Smith's Criminal Case Compendium
Table of Contents
State v. Harding, ___ N.C. App. ___, 813 S.E.2d 254 (Mar. 6, 2018)
In this kidnapping case, although the trial court erred by instructing the jury on theories that were not alleged in the indictment, no plain error occurred. After rejecting the State’s argument that the defendant was precluded from plain error review, the court noted that the instruction error pertained to the elements that elevate a kidnapping to first-degree: failure to release in a safe place; serious injury to the victim; or sexual assault of the victim.
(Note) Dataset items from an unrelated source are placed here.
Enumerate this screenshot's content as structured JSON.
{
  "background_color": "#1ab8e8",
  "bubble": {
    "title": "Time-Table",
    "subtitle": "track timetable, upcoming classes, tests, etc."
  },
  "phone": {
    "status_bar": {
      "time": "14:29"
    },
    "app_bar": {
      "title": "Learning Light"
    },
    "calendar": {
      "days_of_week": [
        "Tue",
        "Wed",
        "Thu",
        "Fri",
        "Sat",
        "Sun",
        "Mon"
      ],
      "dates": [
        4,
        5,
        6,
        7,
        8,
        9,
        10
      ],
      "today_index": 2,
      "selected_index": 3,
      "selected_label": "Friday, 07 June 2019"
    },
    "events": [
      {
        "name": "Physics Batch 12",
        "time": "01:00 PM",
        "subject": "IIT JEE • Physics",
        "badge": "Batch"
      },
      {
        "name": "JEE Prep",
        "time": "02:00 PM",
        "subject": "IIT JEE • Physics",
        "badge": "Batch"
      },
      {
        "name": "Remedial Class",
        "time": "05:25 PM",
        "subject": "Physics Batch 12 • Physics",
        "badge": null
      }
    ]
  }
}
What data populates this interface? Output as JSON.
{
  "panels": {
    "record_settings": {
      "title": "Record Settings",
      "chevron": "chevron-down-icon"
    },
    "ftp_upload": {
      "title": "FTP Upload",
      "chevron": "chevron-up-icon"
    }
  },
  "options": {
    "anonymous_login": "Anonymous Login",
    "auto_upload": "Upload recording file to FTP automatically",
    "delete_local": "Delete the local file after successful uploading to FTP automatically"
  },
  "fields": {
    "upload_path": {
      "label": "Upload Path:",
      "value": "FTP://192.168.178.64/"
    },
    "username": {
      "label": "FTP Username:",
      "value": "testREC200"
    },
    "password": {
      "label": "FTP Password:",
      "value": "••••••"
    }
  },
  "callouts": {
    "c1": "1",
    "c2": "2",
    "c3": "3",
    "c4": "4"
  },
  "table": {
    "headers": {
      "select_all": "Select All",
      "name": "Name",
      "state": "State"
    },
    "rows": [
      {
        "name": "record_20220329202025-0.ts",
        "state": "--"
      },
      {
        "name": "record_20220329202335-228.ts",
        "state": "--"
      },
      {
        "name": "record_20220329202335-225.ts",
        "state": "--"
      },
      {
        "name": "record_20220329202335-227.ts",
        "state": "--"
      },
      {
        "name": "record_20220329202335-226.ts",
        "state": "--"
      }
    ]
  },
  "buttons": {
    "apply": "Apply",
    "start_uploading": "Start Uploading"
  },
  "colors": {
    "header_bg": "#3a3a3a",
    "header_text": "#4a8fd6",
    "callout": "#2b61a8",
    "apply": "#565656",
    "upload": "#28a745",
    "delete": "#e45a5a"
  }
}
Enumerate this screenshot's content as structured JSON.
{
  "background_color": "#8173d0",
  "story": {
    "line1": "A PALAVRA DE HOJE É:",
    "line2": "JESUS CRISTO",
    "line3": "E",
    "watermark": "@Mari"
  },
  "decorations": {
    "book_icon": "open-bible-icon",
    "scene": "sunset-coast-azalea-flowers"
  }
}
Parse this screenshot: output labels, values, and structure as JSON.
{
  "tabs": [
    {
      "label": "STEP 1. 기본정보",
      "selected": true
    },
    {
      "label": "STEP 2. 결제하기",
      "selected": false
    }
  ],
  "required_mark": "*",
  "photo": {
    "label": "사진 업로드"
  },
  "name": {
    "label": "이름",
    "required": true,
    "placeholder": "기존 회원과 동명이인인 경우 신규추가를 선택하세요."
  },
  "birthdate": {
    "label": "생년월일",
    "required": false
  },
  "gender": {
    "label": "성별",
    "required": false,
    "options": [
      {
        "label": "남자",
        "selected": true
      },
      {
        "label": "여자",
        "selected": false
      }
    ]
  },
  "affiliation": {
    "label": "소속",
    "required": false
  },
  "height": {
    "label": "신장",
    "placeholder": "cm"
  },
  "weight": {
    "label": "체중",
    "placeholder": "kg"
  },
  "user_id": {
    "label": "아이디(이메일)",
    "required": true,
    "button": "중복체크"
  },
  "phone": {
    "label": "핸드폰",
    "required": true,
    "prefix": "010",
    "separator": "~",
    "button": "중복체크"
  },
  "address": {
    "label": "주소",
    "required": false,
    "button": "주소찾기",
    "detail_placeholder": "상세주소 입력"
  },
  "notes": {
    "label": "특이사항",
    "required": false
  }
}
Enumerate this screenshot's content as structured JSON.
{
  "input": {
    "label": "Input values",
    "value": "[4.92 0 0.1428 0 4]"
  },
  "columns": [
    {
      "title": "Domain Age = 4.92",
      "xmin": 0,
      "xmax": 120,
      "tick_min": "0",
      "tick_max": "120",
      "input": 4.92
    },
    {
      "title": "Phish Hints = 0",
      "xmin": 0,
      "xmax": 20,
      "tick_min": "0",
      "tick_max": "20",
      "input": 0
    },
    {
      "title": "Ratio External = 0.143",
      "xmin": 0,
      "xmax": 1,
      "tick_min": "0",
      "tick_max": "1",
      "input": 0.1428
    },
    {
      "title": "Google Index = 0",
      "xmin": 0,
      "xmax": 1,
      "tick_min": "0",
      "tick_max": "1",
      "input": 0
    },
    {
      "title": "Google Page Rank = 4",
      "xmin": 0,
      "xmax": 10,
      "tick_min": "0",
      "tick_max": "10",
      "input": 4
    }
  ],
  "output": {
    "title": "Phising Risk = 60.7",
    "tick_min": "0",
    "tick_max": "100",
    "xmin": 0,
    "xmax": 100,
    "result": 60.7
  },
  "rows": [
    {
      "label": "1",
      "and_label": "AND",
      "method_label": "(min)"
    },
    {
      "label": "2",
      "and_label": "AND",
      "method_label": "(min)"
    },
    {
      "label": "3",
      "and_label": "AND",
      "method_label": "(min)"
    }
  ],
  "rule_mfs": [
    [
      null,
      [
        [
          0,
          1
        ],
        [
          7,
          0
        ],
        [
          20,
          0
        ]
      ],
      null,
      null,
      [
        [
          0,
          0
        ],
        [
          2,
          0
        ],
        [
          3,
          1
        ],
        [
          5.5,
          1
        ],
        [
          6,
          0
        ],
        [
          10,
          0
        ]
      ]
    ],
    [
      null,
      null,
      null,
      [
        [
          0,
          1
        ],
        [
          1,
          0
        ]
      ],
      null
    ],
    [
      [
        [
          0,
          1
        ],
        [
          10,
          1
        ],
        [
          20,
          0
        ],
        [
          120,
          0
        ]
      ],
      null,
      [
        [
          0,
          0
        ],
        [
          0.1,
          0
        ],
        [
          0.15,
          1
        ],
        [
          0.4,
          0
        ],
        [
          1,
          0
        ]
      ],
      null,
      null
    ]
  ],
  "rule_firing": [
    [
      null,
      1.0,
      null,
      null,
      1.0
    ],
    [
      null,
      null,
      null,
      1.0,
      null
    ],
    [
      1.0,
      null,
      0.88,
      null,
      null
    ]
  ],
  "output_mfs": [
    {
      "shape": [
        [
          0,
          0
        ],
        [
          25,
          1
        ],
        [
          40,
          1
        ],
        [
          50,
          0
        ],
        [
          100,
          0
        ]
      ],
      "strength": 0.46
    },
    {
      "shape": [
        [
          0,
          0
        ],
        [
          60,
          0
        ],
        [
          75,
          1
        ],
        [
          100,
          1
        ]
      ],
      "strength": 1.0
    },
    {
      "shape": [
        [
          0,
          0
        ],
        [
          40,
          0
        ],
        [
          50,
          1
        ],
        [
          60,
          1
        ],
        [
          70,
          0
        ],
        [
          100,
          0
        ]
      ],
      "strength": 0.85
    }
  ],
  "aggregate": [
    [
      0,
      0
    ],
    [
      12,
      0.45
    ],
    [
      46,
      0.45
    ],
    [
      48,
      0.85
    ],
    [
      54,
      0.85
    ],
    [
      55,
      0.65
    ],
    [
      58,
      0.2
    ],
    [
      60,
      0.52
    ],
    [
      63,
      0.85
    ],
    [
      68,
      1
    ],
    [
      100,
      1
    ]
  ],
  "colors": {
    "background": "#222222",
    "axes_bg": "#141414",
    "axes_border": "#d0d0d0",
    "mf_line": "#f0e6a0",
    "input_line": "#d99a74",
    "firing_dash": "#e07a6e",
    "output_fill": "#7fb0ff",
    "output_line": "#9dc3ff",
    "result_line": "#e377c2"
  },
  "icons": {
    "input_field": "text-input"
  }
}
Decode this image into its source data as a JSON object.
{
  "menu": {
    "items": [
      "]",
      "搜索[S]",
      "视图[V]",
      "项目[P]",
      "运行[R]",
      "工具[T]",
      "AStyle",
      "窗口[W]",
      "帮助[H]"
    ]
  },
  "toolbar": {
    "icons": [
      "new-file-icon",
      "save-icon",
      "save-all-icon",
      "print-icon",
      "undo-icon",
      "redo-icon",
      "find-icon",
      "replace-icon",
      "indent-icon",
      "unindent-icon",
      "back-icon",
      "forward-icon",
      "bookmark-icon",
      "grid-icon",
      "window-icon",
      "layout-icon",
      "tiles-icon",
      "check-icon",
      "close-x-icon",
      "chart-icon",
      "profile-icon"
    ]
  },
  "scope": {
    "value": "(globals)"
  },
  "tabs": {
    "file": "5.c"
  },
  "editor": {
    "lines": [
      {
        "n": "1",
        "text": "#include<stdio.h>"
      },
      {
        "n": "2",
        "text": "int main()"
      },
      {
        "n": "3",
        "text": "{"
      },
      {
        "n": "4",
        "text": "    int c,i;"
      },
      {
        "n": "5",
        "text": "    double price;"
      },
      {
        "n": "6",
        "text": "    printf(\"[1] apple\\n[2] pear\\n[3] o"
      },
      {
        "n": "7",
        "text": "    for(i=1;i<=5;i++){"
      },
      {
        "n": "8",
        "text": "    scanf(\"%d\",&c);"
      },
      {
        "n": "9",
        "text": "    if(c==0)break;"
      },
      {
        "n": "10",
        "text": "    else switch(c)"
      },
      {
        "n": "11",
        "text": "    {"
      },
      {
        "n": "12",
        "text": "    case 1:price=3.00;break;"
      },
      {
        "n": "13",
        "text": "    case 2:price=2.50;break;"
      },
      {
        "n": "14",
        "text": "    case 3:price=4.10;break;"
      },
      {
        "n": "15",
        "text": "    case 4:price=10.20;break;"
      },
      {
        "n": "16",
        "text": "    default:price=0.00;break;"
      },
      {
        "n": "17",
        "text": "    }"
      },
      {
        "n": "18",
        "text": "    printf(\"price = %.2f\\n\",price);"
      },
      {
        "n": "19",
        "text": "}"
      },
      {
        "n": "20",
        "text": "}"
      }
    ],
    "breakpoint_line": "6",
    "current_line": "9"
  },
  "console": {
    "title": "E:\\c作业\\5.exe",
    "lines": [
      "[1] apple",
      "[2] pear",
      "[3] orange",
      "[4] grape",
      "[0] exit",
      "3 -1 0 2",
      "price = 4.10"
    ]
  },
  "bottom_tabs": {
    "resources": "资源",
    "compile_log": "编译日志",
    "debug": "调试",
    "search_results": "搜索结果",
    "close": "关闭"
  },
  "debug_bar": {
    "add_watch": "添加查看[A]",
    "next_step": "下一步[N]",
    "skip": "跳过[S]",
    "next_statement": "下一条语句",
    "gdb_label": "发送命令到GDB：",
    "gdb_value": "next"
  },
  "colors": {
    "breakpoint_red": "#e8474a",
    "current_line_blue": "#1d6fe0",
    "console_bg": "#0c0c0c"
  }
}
Here, although the indictment charged only the element of sexual assault, the trial court instructed the jury that it could find the defendant guilty based on failure to release in a safe place, sexual assault or serious injury to the victim. Thus, the jury was instructed on elements not charged in the indictment, and this was error. However, the jury was given a special verdict sheet that separately listed all of the elevating elements, and the jury found the defendant guilty based on each individual elevating element. Because the State presented compelling evidence to support the elevating element of failure to release in a safe place (among other things, the defendant left the victim alone at the bottom of a rocky creek embankment under a bridge near a deserted stretch of road) and because the jury separately found the defendant guilty of first-degree kidnapping based on all of the elevating elements, no plain error occurred.